Atatürk Meclis'in açılışında onu Dersim mebusu olarak çağırır ancak o 'Benim yerime Diyap gelsin' diyerek amca çocuğu olan Diyap Ağa'yı gönderir.
Bu versiyon doğrulanamıyor. Ama Diyap Ağa ile Atatürk'ün özel bir tanışıklıkları olduğu ve bunun da zamanla çok özel bir dostluğa ve ilişkiye dönüştüğünü biliyoruz.
Çünkü Diyap Ağa, ilk mecliste, Mustafa Kemal'in Dersim özel temsilcisi gibidir. Devrimleri, Mustafa Kemal'in yapmak istediklerini Dersimlilere bizzat o anlatır.
Diyap Ağa, kısa süreli parlamento hayatında hiç komisyonda yer almadı. Ama verdiği iki önerge ve iki kürsü konuşması var ki ikisi de birbirinden etkili ve iz bırakan çıkışlar oldu.
KÜRTLER TÜRKLER BİRDİR
1922'de Dersim'in Elazığ'dan ayrılıp vilayet yapılmasını teklif etti.

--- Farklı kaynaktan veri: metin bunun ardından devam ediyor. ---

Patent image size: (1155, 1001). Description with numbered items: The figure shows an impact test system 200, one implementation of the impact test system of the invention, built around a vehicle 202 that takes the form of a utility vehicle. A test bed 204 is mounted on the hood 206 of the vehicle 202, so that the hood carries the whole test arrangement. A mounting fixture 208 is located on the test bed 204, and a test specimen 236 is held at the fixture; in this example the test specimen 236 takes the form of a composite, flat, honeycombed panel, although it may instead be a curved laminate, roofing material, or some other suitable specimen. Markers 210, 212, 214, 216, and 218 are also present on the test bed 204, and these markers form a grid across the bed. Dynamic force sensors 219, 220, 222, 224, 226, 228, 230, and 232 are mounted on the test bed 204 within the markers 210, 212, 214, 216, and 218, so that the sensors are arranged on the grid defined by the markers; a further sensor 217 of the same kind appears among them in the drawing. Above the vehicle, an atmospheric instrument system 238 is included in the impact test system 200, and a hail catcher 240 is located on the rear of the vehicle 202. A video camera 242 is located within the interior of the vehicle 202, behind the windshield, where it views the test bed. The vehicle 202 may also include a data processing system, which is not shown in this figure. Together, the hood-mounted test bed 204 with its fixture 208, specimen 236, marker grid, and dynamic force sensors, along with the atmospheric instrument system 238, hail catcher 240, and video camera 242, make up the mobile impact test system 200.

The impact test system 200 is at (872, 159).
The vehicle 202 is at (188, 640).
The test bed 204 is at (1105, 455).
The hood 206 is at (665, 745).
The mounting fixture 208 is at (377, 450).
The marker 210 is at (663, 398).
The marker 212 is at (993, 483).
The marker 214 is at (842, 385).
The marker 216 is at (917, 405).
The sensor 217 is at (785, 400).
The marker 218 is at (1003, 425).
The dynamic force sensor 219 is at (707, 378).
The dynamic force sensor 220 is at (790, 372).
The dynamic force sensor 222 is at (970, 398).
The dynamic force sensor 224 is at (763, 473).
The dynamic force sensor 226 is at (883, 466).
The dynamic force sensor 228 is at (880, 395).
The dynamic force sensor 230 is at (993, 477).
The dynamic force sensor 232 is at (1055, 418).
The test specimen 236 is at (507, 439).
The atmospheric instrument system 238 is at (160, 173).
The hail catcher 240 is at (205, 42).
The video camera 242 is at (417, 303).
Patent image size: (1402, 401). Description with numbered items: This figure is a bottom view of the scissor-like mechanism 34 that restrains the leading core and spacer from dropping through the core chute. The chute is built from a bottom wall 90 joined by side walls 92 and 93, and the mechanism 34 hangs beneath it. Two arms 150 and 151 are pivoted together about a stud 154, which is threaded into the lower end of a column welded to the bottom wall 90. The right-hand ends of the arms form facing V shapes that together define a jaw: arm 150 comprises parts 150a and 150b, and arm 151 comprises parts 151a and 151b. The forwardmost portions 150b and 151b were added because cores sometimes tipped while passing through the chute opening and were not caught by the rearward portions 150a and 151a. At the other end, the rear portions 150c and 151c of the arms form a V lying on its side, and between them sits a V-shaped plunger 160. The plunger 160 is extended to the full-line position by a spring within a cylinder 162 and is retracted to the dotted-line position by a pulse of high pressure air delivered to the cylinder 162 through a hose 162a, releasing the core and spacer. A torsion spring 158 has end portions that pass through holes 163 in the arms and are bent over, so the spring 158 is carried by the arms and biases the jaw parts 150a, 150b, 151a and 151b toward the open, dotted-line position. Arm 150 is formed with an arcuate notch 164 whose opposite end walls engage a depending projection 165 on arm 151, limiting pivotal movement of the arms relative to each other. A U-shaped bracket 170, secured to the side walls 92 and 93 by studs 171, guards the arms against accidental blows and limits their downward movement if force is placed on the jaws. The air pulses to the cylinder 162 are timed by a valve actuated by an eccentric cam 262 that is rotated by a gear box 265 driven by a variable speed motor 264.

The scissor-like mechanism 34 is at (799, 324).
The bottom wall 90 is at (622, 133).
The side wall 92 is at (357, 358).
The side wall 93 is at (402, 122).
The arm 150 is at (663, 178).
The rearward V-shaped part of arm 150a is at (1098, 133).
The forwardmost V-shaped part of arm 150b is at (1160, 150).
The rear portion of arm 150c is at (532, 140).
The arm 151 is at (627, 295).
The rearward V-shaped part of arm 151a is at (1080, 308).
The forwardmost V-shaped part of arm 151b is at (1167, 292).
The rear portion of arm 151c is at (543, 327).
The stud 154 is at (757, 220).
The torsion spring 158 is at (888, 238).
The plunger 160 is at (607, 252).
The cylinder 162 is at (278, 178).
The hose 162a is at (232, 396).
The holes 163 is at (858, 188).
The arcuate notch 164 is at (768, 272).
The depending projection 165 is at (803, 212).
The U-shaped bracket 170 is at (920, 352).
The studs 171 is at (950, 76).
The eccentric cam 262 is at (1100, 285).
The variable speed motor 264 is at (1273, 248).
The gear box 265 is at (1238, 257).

Atatürk'ün de desteğiyle bu teklifi kabul edildi. Dersim vilayet oldu. Meclis konuşmalarına gelince...
Lozan'da Kürtlerin temsil edilip edilmeyeceği tartışılıyordu. Türk heyetinden ayrı bir de Kürt delegasyon gidecek miydi? Bugünlerde sıklıkla dile getirilen temsil hakkına bakın; Diyap Ağa nasıl karşılık verdi.
'Allah yardımcıları olsun. Hangisini münasip görmüşse öyle etsin. Hamdolsun; gidenler dinini, diyanetini bilen adamlardır. Heyet içinde bulunanlar zannederim kendisine, diyanetine hıyanet etmek istemez. Hepimiz biriz. Ne Türklük ne Kürtlük davası vardır. Hep biriz; kardeşiz. Ama düşmanlar bizi birbirimize saldırtmak için tuzaklar kuruyorlar. Sen şöylesin, ben böyleyim filan diye hile yapıyorlar. Ülke ne kadar ileri giderse o kadar iyidir. Bizim dinimiz diyanetimiz birdir. Bazıları bilmiyorlar, birçok şey söylüyorlar. Lailahe İllallah Muhammedin Resulallah! İşte bu...'
Diyap Ağa, Kürt temsilci talebini işte böyle kestirip attı. Ancak konuşmadaki İslam vurgusuna dikkat ettiniz mi? Diyap Ağa Alevi olmasına ve dinsel bir önder olmamasına karşın birleştirici temel unsur olarak hep İslam dinine vurgu yapıyordu.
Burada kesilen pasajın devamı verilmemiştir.